Жестким пальцем уткнулся он в грудь и стоял теперь с высоко взлетевшею бровью (одной только бровью).
— «Этому, послушайте, не бывать: не бывать, Николай Аполлонович, — не бывать никогда!»
И на бритом, багровом лице проиграло:
— «?»
— «!»
— «!?!»
Совершенно помешанный!
Но странное дело: к этому совершенному бреду Николай Аполлонович прислушался; и что-то в нем дрогнуло: подлинно, — бред ли это? Скорее, намеки, высказываемые бессвязно; но намеки — на что? Не намеки ли на… на… на…?
Да, да, да…
— «Сергей Сергеевич, да о чем вы все это?»
И сердце упало: Николай Аполлонович ощутил, что самая кожа его облекает не тело, а… груду булыжника; вместо мозга — булыжник; и булыжник — в желудке.
— «Как о чем?.. Да о бомбе я…» — и Сергей Сергеевич отступил на два шага, удивленный до крайности.

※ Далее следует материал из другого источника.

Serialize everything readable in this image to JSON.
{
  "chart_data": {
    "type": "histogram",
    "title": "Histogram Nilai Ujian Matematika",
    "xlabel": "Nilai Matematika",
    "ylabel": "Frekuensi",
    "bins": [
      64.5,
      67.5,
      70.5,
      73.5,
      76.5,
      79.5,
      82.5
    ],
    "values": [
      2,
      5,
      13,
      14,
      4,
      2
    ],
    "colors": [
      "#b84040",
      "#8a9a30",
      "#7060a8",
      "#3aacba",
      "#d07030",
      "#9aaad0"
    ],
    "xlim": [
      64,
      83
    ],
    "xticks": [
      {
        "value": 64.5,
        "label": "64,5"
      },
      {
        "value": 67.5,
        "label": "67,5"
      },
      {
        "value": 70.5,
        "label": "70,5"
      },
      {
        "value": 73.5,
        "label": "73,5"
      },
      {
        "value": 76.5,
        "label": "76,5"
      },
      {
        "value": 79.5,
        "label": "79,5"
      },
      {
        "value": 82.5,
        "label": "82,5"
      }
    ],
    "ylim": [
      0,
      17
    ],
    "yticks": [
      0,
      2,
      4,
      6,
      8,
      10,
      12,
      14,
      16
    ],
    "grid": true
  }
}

Пресс-папье выпало из разжатого кулака Аблеухова; за мгновение пред тем Николаю Аполлоновичу показалось, что самая кожа его облекает не тело, а — груду булыжника; а теперь ужасы перешли за черту; он почувствовал, как в пенталлионные тяжести (меж нолями и единицею) четко врезалось что-то; единица осталась.
Пенталлион же стал — ноль.
Тяжести воспламенились внезапно: набившие тело булыжники, ставши газами, во мгновение ока прыснули из отверстий всех кожных пор, снова свили спирали событий, но свили в обратном порядке; закрутили и самое тело в отлетающую спираль; так и самое ощущение тела стало — ноль ощущением; лицевые контуры прочертились, невероятно осмыслились, обнаруживая в молодом человеке лицо шестидесятилетнего старца: прочертились, осмыслились, стали резными какими-то; лицо — белое, бледно-белое — стало самосветящимся ликом, обливающим самосветящимся кипятком; наоборот: лицо подпоручика стало ярко-морковного цвета; выбритость еще более поглупела, а кургузенький пиджачок еще более закургузился…
. . . . . . . . . . . . . . . . . . . .
— «Я, Сергей Сергеевич, удивляюсь вам… Как могли вы поверить, чтобы я, чтобы я… мне приписывать согласие на ужасную подлость… Между тем как я — не подлец… Я, Сергей Сергеевич, — кажется, еще не отпетый мошенник…»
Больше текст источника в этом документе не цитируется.